AMIZADE QUE SE DESFAZ COM O TEMPO

A amizade é um dos conceitos mais bonitos da nossa sociedade. Ela pode surgir dentro da própria família, mas se faz comum entre pessoas das mais distintas culturas sem esse vínculo.




Normalmente se diz que é como escolher um irmão não de sangue, mas penso que vá além disso. Na amizade há a troca afetiva genuína sem nenhuma ‘obrigação’ social de vínculo familiar prévio. Você escolhe uma ou mais pessoas por infinitas variáveis para partilhar os momentos mais significativos da sua vida. 

Só que é preciso estar atento para não confundir as coisas. Existem pessoas que você conhece ao decorrer da vida que têm gostos em comum. É uma pessoa que te faz bem para tomar uma cerveja, sair ou trabalhar, porém, não necessariamente se torna uma amizade. Podemos chamar de colega ou companheiro.

Muitos desses vínculos são destruídos pela carência. O vazio interno cria um desespero em estar com pessoas e forçar alguma intimidade que não existe, ou até mesmo idealizar um vínculo mais profundo em algum sentido que na prática não é real. Esse é um caminho que normalmente leva a dor e frustração.

Mas quando se constrói uma verdadeira amizade é como encontrar a alma gêmea em um relacionamento íntimo. Não há nenhum conto de fadas ou visão romântica nisso, pelo contrário, conflitos existem, porém se conhece a pessoa que de certa forma te compreende, aceita, ajuda a crescer e cresce junto com você nos mais diversos sentidos da vida.

É muito difícil para o ego aceitar a perda de algo tão bonito e significativo como uma verdadeira amizade, mas há uma lógica que todos devemos aceitar mesmo não gostando.

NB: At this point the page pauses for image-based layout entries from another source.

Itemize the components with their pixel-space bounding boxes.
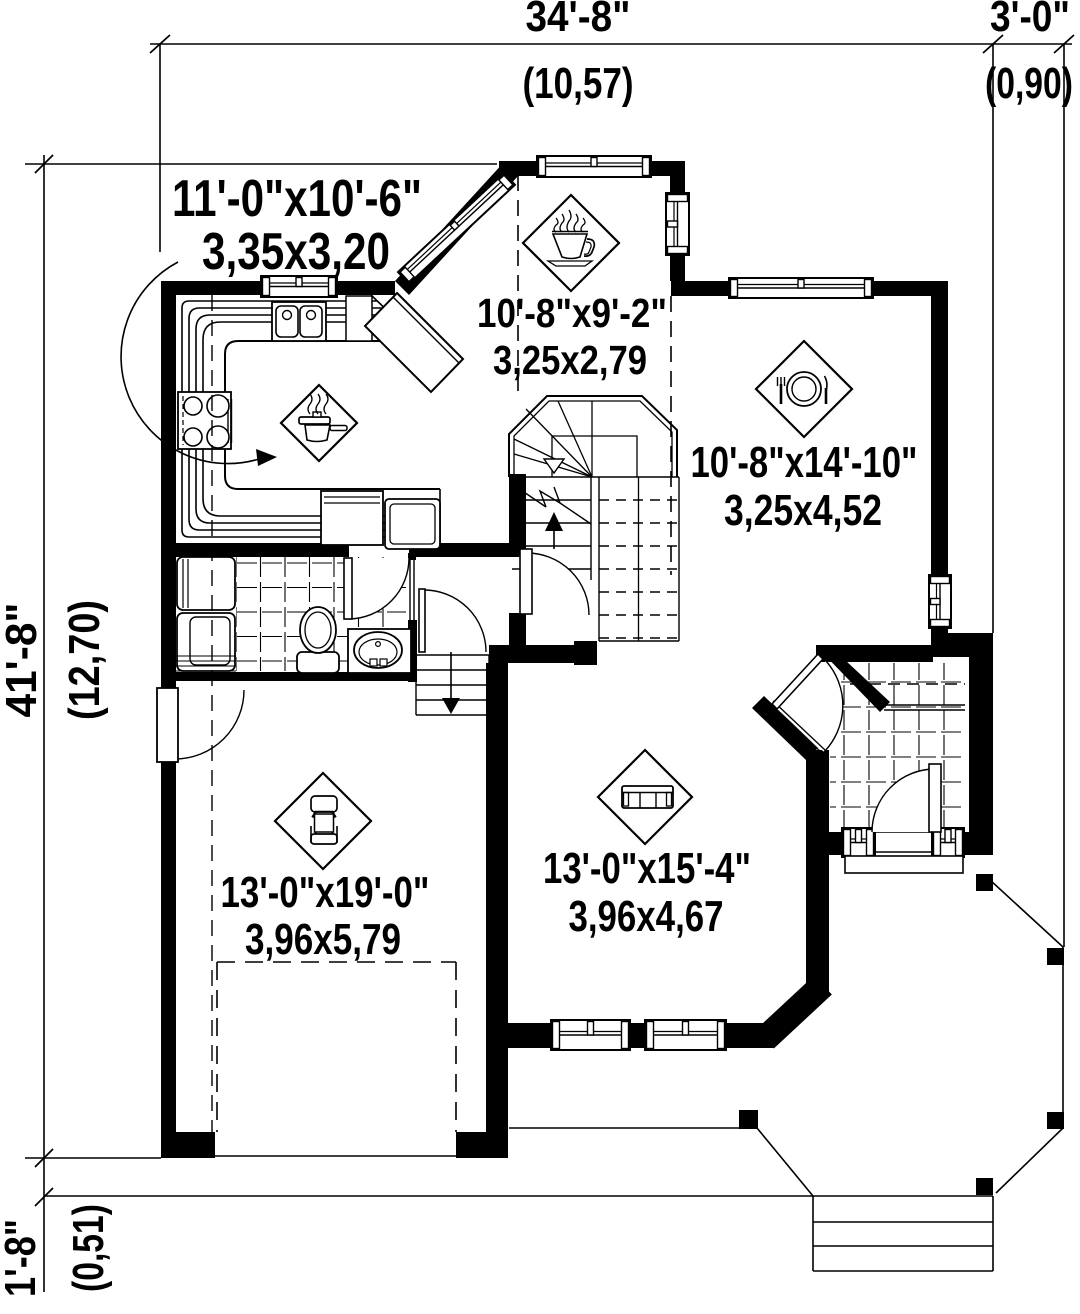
svg-text:13'-0"x15'-4": 13'-0"x15'-4" (543, 844, 751, 893)
svg-text:3,25x2,79: 3,25x2,79 (493, 337, 647, 383)
svg-text:10'-8"x14'-10": 10'-8"x14'-10" (691, 438, 918, 487)
svg-text:3,35x3,20: 3,35x3,20 (202, 223, 390, 281)
svg-text:3,25x4,52: 3,25x4,52 (724, 486, 882, 535)
svg-text:1'-8": 1'-8" (0, 1219, 45, 1297)
svg-text:41'-8": 41'-8" (0, 603, 46, 718)
svg-text:(0,90): (0,90) (985, 59, 1073, 108)
svg-text:(12,70): (12,70) (60, 600, 109, 720)
svg-text:11'-0"x10'-6": 11'-0"x10'-6" (172, 170, 422, 228)
svg-text:(10,57): (10,57) (523, 59, 634, 108)
svg-text:3,96x5,79: 3,96x5,79 (245, 915, 401, 964)
svg-text:3'-0": 3'-0" (990, 0, 1070, 41)
svg-text:34'-8": 34'-8" (526, 0, 631, 41)
svg-text:(0,51): (0,51) (64, 1204, 113, 1292)
svg-text:13'-0"x19'-0": 13'-0"x19'-0" (221, 868, 430, 917)
svg-text:10'-8"x9'-2": 10'-8"x9'-2" (477, 290, 667, 336)
svg-text:3,96x4,67: 3,96x4,67 (569, 892, 724, 941)
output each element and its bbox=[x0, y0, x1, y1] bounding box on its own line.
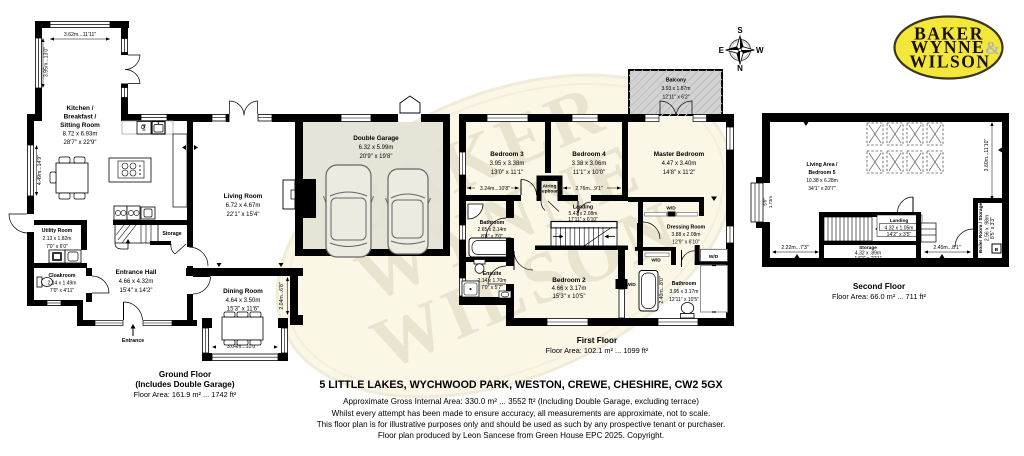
svg-text:12'9" x 6'10": 12'9" x 6'10" bbox=[672, 240, 700, 246]
svg-text:1.73m: 1.73m bbox=[768, 196, 773, 209]
svg-text:15'3" x 11'6": 15'3" x 11'6" bbox=[227, 307, 259, 313]
svg-text:2.45m...8'1": 2.45m...8'1" bbox=[933, 245, 961, 251]
svg-text:Sitting Room: Sitting Room bbox=[60, 122, 100, 129]
svg-text:10.38 x 6.28m: 10.38 x 6.28m bbox=[806, 178, 838, 184]
svg-text:(Includes Double Garage): (Includes Double Garage) bbox=[135, 380, 234, 389]
svg-text:Storage: Storage bbox=[162, 231, 181, 237]
svg-text:13'0" x 11'1": 13'0" x 11'1" bbox=[491, 170, 523, 176]
svg-text:Cloakroom: Cloakroom bbox=[48, 273, 75, 279]
svg-text:Entrance: Entrance bbox=[122, 338, 144, 344]
svg-text:14'2" x 2'11": 14'2" x 2'11" bbox=[854, 256, 881, 262]
svg-text:W: W bbox=[756, 46, 764, 55]
svg-text:3.95 x 3.38m: 3.95 x 3.38m bbox=[490, 161, 525, 167]
svg-text:This floor plan is for illustr: This floor plan is for illustrative purp… bbox=[317, 420, 726, 429]
svg-text:5 LITTLE LAKES, WYCHWOOD PARK,: 5 LITTLE LAKES, WYCHWOOD PARK, WESTON, C… bbox=[319, 379, 723, 391]
svg-text:Floor Area: 102.1 m² ... 1099: Floor Area: 102.1 m² ... 1099 ft² bbox=[546, 346, 649, 355]
svg-text:15'3" x 10'5": 15'3" x 10'5" bbox=[553, 294, 586, 300]
svg-text:Bedroom 3: Bedroom 3 bbox=[490, 151, 524, 158]
svg-text:Living Room: Living Room bbox=[224, 193, 263, 200]
svg-text:34'1" x 20'7": 34'1" x 20'7" bbox=[808, 186, 836, 192]
svg-text:W/D: W/D bbox=[709, 254, 719, 260]
svg-text:Master Bedroom: Master Bedroom bbox=[654, 151, 705, 158]
svg-text:Ground Floor: Ground Floor bbox=[159, 370, 212, 379]
svg-text:Bedroom 5: Bedroom 5 bbox=[808, 170, 835, 176]
svg-text:2.13 x 1.82m: 2.13 x 1.82m bbox=[43, 236, 72, 242]
svg-text:5'8": 5'8" bbox=[763, 198, 768, 206]
svg-text:Second Floor: Second Floor bbox=[853, 282, 906, 291]
svg-text:22'1" x 15'4": 22'1" x 15'4" bbox=[227, 212, 260, 218]
svg-text:4.32 x 1.05m: 4.32 x 1.05m bbox=[885, 226, 914, 232]
svg-text:First Floor: First Floor bbox=[577, 336, 618, 345]
svg-text:4.49m...14'9": 4.49m...14'9" bbox=[37, 155, 43, 185]
svg-text:6.32 x 5.99m: 6.32 x 5.99m bbox=[359, 145, 394, 151]
svg-text:3.95m...13'0": 3.95m...13'0" bbox=[44, 47, 50, 77]
svg-text:Boiler Room / Storage: Boiler Room / Storage bbox=[978, 202, 984, 253]
svg-text:Living Area /: Living Area / bbox=[807, 162, 838, 168]
svg-text:B: B bbox=[995, 247, 999, 253]
svg-text:2.14 x 1.70m: 2.14 x 1.70m bbox=[478, 278, 507, 284]
svg-text:Breakfast /: Breakfast / bbox=[64, 114, 97, 121]
svg-text:Utility Room: Utility Room bbox=[42, 228, 73, 234]
svg-text:Bedroom 2: Bedroom 2 bbox=[552, 277, 586, 284]
svg-text:3.95 x 3.17m: 3.95 x 3.17m bbox=[670, 289, 699, 295]
svg-text:Ensuite: Ensuite bbox=[483, 271, 502, 277]
svg-text:WILSON: WILSON bbox=[910, 52, 991, 72]
svg-text:W/D: W/D bbox=[651, 258, 661, 264]
svg-text:Floor plan produced by Leon Sa: Floor plan produced by Leon Sancese from… bbox=[378, 431, 664, 440]
svg-text:3.93 x 1.87m: 3.93 x 1.87m bbox=[662, 86, 691, 92]
svg-text:Whilst every attempt has been: Whilst every attempt has been made to en… bbox=[332, 409, 711, 418]
svg-text:Floor Area: 66.0 m² ... 711 ft: Floor Area: 66.0 m² ... 711 ft² bbox=[832, 292, 926, 301]
svg-text:Double Garage: Double Garage bbox=[353, 135, 399, 142]
svg-text:Bathroom: Bathroom bbox=[480, 220, 505, 226]
svg-text:15'4" x 14'2": 15'4" x 14'2" bbox=[120, 288, 153, 294]
svg-text:7'0" x 4'11": 7'0" x 4'11" bbox=[50, 288, 74, 294]
svg-text:Floor Area: 161.9 m² ... 1742: Floor Area: 161.9 m² ... 1742 ft² bbox=[134, 390, 237, 399]
svg-text:3.38 x 3.06m: 3.38 x 3.06m bbox=[572, 161, 607, 167]
svg-text:W/D: W/D bbox=[666, 206, 676, 212]
svg-text:12'11" x 10'5": 12'11" x 10'5" bbox=[669, 297, 699, 303]
svg-text:2.38m...7'10": 2.38m...7'10" bbox=[545, 133, 551, 163]
svg-text:E: E bbox=[719, 46, 725, 55]
svg-text:W/D: W/D bbox=[626, 282, 636, 288]
svg-text:28'7" x 22'9": 28'7" x 22'9" bbox=[64, 140, 97, 146]
svg-text:4.66 x 4.32m: 4.66 x 4.32m bbox=[119, 279, 154, 285]
svg-text:3.62m...11'11": 3.62m...11'11" bbox=[64, 32, 97, 38]
svg-text:Entrance Hall: Entrance Hall bbox=[116, 269, 157, 276]
svg-text:Kitchen /: Kitchen / bbox=[67, 105, 94, 112]
svg-text:2.76m...9'1": 2.76m...9'1" bbox=[575, 186, 603, 192]
svg-text:2.40m...8'0": 2.40m...8'0" bbox=[659, 276, 665, 304]
svg-text:20'9" x 19'8": 20'9" x 19'8" bbox=[360, 154, 393, 160]
svg-text:N: N bbox=[737, 64, 743, 73]
svg-text:2.04m...6'8": 2.04m...6'8" bbox=[279, 282, 285, 310]
svg-text:2.65 x 2.14m: 2.65 x 2.14m bbox=[478, 227, 507, 233]
svg-text:6.72 x 4.67m: 6.72 x 4.67m bbox=[226, 203, 261, 209]
svg-text:14'2" x 3'5": 14'2" x 3'5" bbox=[887, 232, 912, 238]
svg-text:7'0" x 6'0": 7'0" x 6'0" bbox=[46, 244, 68, 250]
svg-text:Cupboard: Cupboard bbox=[538, 189, 561, 195]
svg-text:Dressing Room: Dressing Room bbox=[667, 225, 706, 231]
svg-text:8'5" x 3'3": 8'5" x 3'3" bbox=[990, 217, 996, 239]
svg-text:14'8" x 11'2": 14'8" x 11'2" bbox=[663, 170, 695, 176]
svg-text:2.14 x 1.49m: 2.14 x 1.49m bbox=[48, 281, 77, 287]
svg-text:Bathroom: Bathroom bbox=[672, 281, 697, 287]
svg-text:7'0" x 5'7": 7'0" x 5'7" bbox=[481, 285, 503, 291]
svg-text:Landing: Landing bbox=[890, 218, 909, 224]
svg-text:Dining Room: Dining Room bbox=[223, 288, 263, 295]
svg-text:4.47 x 3.40m: 4.47 x 3.40m bbox=[662, 161, 697, 167]
svg-text:4.64 x 3.50m: 4.64 x 3.50m bbox=[226, 298, 261, 304]
svg-text:11'1" x 10'0": 11'1" x 10'0" bbox=[573, 170, 605, 176]
svg-text:2.22m...7'3": 2.22m...7'3" bbox=[781, 245, 809, 251]
svg-text:Balcony: Balcony bbox=[666, 78, 686, 84]
svg-text:Landing: Landing bbox=[573, 205, 593, 211]
svg-text:Approximate Gross Internal Are: Approximate Gross Internal Area: 330.0 m… bbox=[343, 397, 699, 406]
svg-text:3.60m...11'10": 3.60m...11'10" bbox=[984, 138, 990, 171]
svg-text:Bedroom 4: Bedroom 4 bbox=[572, 151, 606, 158]
svg-text:12'11" x 6'2": 12'11" x 6'2" bbox=[662, 95, 689, 101]
svg-text:S: S bbox=[737, 26, 743, 35]
svg-text:3.24m...10'8": 3.24m...10'8" bbox=[480, 186, 510, 192]
svg-text:3.88 x 2.08m: 3.88 x 2.08m bbox=[672, 232, 701, 238]
svg-text:4.66 x 3.17m: 4.66 x 3.17m bbox=[552, 286, 587, 292]
svg-text:8.72 x 6.93m: 8.72 x 6.93m bbox=[63, 132, 98, 138]
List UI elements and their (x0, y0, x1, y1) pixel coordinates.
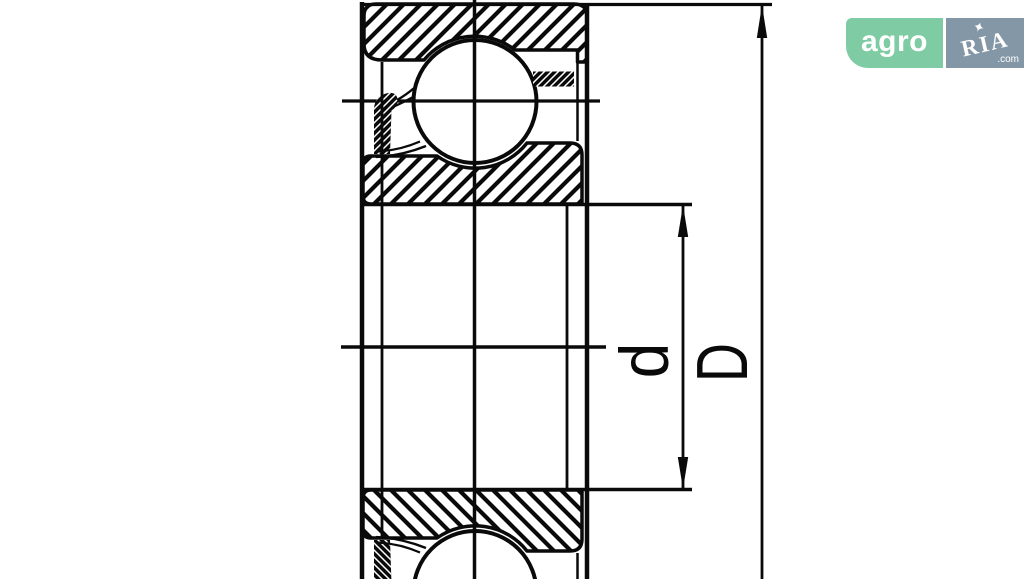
arrow-down-icon (678, 457, 688, 489)
lower-half-section (342, 490, 692, 580)
watermark-logo: agro ✦ RIA .com (846, 18, 1024, 68)
agro-logo-text: agro (861, 27, 928, 57)
bearing-cross-section-svg: d D (0, 0, 1030, 579)
bearing-drawing: d D (0, 0, 1030, 579)
dimension-label-d: d (607, 343, 684, 379)
arrow-up-icon (678, 205, 688, 237)
dimension-D: D (683, 5, 768, 579)
dimension-label-D: D (683, 343, 763, 382)
dot-com-label: .com (997, 55, 1019, 65)
agro-logo-block: agro (846, 18, 943, 68)
dimension-d: d (607, 205, 688, 489)
ria-logo-block: ✦ RIA .com (946, 18, 1024, 68)
product-image: d D agro ✦ RIA .com (0, 0, 1030, 579)
upper-half-section (342, 4, 692, 205)
arrow-up-icon (757, 5, 767, 38)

Todos nós estamos em constante movimento. Tudo o que vemos, estudamos, fazemos e nos relacionamos nos modifica, e não temos controle exato sobre o resultado do conglomerado dessas experiências. Mesmo um grande amigo tendo passado algum período longo da vida com você, é possível que essa amizade acabe devido a essas mudanças. A pessoa acaba por se tornar outra pessoa, com outra visão de mundo, mesmo que os valores em termos éticos e morais se mantenham. É como no relacionamento íntimo. Alguns duram para a vida toda, já outros acabam devido as mudanças individuais de cada um, impossibilitando a continuidade de um convívio que gere crescimento e alegria para ambas as partes.

A perda de uma amizade é dolorosa, mas é preciso respeitar cada momento, aceitar e agradecer o crescimento que esse vínculo proporcionou por tal período, desejando o melhor possível para que a pessoa continue trilhando o próprio caminho com alegria, prosperidade e entusiasmo.